А было о чем рассказать. Было.

Однако не писалось сегодня. Да и сон не подступал, хотя время близилось к полночи. Сидел Иван Васильевич за столом и прислушивался: слабый, постепенно усиливающийся колокольный звон слышался во мраке глухой чужеземной ночи. Поезд. На всех парах идет где-то, гремя колесами, длинный состав, и машинист на паровозе, расчищая себе путь, непрерывно бьет в медный колокол. Но почудилось Турчанинову сейчас совсем иное...

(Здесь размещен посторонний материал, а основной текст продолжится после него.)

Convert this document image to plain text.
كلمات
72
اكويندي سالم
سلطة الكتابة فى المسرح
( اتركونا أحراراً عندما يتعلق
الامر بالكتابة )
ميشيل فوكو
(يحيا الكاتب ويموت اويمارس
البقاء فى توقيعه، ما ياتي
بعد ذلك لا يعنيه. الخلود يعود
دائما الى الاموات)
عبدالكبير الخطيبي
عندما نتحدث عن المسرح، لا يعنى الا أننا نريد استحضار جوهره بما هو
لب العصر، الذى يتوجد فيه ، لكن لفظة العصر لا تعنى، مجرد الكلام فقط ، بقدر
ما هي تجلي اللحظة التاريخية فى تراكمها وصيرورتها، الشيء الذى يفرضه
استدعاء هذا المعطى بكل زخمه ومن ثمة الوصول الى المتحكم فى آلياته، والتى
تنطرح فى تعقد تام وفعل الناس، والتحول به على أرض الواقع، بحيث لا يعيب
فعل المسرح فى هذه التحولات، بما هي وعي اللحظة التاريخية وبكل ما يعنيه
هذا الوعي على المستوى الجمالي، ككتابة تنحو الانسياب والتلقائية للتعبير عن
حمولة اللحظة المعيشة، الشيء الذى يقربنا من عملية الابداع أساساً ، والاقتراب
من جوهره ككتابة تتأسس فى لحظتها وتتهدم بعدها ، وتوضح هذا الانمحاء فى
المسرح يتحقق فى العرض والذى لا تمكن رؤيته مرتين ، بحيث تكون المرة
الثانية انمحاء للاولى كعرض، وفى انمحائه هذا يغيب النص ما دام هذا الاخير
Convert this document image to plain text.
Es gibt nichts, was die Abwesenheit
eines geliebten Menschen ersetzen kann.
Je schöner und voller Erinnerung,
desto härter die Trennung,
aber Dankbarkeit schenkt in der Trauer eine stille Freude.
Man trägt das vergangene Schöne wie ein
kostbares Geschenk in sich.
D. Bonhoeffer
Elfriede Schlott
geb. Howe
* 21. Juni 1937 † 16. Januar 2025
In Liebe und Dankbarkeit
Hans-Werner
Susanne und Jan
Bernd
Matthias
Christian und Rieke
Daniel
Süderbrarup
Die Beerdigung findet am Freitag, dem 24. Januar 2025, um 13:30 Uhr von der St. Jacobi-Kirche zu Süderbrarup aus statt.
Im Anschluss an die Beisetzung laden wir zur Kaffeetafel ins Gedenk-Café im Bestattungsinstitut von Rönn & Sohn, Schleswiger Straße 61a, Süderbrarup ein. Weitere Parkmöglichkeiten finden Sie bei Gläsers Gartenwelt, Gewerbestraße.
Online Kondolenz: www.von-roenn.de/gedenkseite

...Звенит-заливается звонкий валдайский колокольчик, летит по широкому тракту, взбивая пыль, резвая тройка с коренником под расписной дугой, с пристяжными, картинно отогнувшими головы в разные стороны. Серенькое, прохладное сентябрьское утро. Протянувшееся вдоль большой дороги сельцо — потемневшие соломенные крыши, плетни, луковка бедной церковки. Белоствольная березовая роща поодаль — лимонно-желтая, осыпающаяся. В воздухе, свежем, чистом, бодрящем, точно ключевая вода, пахнет теплым дымком и умирающими листьями — запах терпкий, немного грустный. Так-та-та-так, так-так, та-так — дробно, ритмично-весело стучат цепы на току: убрали урожай, молотят... Петухи перекликаются...

Боже мой, какая нестерпимая тоска обожгла сердце!..

А колокольчик все звенит, все приближается, а на току все молотят хлеб — так-та-та-так, так-так, та-так, — и тявкает какая-то глупая шавка, и невнятно доносятся голоса... Родной русский говор.

...«А как вскоре вы затоскуете по России! С каким умиленьем вспомните наши березки, наши морозы, нашу птицу-тройку...» — вдруг пришло на память. Подогнув под себя ногу, сидел перед ним в мягком кресле человек с головой пророка, высоколобый, с живыми глазами... «Эмиграция для русского человека вещь ужасная, по личному опыту говорю...»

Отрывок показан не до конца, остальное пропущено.